The data is from: “Bat Conservation Trust 2020. Roost Count peak counts summary data”. Available from https://www.bats.org.uk/our-work/national-bat-monitoring-programme/reports/nbmp-annual-report
For this file carry out the below tasks:
- Read in the file “bat_roosts.csv” as a data frame variable called “bat_df”. Ensure the row names contain the Regions (Channel Islands, East Midlands, etc.).
- Inspect the variable and ensure there are only numerics within the data frame with all strings only being in column and row names.
- Add a row to “bat_df” called “UK” that contains the totals for each Species.
- Add a column to “bat_df” called “All_Bat_Species” that contains the totals for each Region.
- Create a transposed data frame of “bat_df” called “bat_t_df”.

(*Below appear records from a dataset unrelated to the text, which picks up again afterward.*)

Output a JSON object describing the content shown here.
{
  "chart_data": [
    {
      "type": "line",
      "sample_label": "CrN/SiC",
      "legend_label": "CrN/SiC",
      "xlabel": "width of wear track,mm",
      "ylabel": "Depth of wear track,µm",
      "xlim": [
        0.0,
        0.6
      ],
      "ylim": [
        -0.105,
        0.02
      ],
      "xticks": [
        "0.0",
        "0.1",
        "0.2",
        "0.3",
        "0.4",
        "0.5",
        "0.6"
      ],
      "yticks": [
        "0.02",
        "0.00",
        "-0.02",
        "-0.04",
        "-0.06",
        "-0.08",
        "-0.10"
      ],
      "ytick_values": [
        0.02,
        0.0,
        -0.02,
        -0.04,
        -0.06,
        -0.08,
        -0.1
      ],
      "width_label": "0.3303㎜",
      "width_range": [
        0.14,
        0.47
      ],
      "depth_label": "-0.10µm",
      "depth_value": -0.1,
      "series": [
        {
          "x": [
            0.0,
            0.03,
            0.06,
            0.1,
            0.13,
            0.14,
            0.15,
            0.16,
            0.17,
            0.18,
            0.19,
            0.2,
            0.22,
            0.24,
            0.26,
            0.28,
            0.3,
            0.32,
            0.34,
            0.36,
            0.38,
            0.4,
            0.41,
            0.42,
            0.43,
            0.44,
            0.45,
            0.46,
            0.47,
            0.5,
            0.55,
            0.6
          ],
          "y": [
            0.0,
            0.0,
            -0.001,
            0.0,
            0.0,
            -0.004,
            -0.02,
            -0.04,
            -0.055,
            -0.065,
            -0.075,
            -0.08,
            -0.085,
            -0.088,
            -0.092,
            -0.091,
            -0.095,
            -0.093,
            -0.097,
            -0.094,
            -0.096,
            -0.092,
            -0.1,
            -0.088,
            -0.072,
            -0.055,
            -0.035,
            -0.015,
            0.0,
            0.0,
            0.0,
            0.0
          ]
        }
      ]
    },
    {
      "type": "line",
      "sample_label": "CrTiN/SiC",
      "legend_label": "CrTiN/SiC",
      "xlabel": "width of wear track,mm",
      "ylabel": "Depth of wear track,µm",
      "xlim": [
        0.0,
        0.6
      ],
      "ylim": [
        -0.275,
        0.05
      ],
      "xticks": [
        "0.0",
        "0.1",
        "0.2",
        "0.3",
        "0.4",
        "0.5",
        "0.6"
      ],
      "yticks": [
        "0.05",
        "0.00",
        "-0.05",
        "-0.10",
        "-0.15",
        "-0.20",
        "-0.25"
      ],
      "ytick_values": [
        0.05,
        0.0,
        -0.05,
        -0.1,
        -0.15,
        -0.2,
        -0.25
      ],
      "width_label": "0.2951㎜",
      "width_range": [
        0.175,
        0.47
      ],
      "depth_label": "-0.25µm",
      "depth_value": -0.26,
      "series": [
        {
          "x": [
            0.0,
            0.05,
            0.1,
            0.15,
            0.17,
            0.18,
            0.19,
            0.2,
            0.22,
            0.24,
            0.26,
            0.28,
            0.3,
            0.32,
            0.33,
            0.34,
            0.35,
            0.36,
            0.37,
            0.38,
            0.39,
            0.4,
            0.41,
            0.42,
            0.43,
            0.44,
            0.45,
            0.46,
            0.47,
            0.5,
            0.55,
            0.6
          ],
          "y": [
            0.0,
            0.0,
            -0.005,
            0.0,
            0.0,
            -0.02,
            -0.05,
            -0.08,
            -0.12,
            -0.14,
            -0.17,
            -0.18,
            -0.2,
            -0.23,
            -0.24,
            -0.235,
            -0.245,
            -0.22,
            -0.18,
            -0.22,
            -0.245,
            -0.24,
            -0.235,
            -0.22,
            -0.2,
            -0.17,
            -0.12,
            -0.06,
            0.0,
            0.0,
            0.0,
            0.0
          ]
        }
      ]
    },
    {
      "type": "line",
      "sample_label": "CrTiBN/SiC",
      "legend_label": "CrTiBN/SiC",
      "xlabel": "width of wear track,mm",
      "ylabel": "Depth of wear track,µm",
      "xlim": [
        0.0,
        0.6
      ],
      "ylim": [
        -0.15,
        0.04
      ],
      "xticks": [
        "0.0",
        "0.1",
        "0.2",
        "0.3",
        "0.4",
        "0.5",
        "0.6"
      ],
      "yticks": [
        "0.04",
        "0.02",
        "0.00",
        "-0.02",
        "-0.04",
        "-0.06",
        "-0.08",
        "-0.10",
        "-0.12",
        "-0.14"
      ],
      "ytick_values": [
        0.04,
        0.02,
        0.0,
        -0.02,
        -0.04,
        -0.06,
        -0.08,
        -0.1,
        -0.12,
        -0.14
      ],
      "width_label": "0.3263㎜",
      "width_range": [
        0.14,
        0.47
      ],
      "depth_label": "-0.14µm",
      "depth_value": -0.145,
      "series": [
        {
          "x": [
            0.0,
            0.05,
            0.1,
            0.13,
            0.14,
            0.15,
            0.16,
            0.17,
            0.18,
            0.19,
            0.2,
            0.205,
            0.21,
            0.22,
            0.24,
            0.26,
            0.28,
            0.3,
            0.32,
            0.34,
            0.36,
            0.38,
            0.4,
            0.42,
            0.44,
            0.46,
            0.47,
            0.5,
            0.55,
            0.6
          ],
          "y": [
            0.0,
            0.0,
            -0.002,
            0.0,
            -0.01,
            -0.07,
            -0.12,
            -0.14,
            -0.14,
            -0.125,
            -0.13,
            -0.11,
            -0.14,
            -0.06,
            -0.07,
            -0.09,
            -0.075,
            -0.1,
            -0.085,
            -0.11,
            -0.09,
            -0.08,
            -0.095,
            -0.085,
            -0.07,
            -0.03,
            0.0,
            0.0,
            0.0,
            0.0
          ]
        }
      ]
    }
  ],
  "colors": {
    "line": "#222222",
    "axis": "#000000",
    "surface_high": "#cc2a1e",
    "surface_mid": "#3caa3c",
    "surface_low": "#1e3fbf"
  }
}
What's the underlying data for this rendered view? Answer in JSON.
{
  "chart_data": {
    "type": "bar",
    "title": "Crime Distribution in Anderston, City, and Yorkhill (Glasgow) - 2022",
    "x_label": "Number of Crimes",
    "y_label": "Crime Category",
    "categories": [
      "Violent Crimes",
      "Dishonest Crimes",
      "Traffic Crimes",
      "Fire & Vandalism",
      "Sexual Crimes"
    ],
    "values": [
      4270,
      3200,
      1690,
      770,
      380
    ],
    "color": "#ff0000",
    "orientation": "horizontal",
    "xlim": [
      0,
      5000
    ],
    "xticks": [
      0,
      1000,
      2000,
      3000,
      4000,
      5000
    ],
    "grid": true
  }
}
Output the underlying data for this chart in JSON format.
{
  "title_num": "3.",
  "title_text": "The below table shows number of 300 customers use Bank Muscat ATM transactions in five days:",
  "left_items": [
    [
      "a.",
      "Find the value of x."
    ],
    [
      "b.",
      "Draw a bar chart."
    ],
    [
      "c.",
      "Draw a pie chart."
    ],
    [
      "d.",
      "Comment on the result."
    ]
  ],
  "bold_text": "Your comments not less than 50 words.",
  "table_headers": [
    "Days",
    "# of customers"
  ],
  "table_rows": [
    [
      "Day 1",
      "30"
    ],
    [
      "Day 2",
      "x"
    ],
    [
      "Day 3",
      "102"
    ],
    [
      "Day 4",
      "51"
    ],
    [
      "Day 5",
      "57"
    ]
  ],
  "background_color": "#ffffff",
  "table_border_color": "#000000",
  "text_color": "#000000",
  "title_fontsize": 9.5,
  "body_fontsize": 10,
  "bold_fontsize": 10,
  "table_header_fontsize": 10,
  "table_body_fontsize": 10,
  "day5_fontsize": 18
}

- Write the data frame “bat_t_df” to a comma separated file called “bat_roosts_t.csv”. Ensure there are no quotes surrounding the row or column names.
Now that you have carried that out, can you answer the following questions?
- Which region has no roosts?
- Which Bat species has the highest number of roosts across the UK?
- Which Bat species has the lowest number of roosts across the UK?
8.2 UK retail
Next we have the file UK_retail.tsv containing UK retail information for each month from September 2017 to September 2020. The values are seasonally adjusted volume sales. The data comes from: https://www.ons.gov.uk/businessindustryandtrade/retailindustry/bulletins/retailsales/september2020.
Carry out the below tasks:
- Read in the file “UK_retail.tsv” as a data frame variable called “uk_retail_df”. Ensure the row names contain the YearMonth info (2017SEP, 2017OCT, etc.).
- Create a data frame called “uk_retail_2020_df” containing the rows for 2020 from “uk_retail_df”.
- For each month in 2020 print out the phrase “The Food retail index for <YearMonth> was <Food>”. For example the first phrase will be “The Food retail index for 2020JAN was 101.9”. This can be done with one line of code using the
paste()
function. - Make a total row and an average (mean) row for “uk_retail_2020_df”. Ensure you are not including the total in the mean.
- Finally write out the data frame “uk_retail_2020_df” as a tab separated file called “UK_retail_2020.tsv”.
Now that you have carried that out, can you answer the following questions?
- Which retail sectors have a lower average than their February 2020 value?
- Which retail sector was the highest for 2020?
- Which sector was the most stable?
Great! Have a look at the solutions and see how they compare to your code.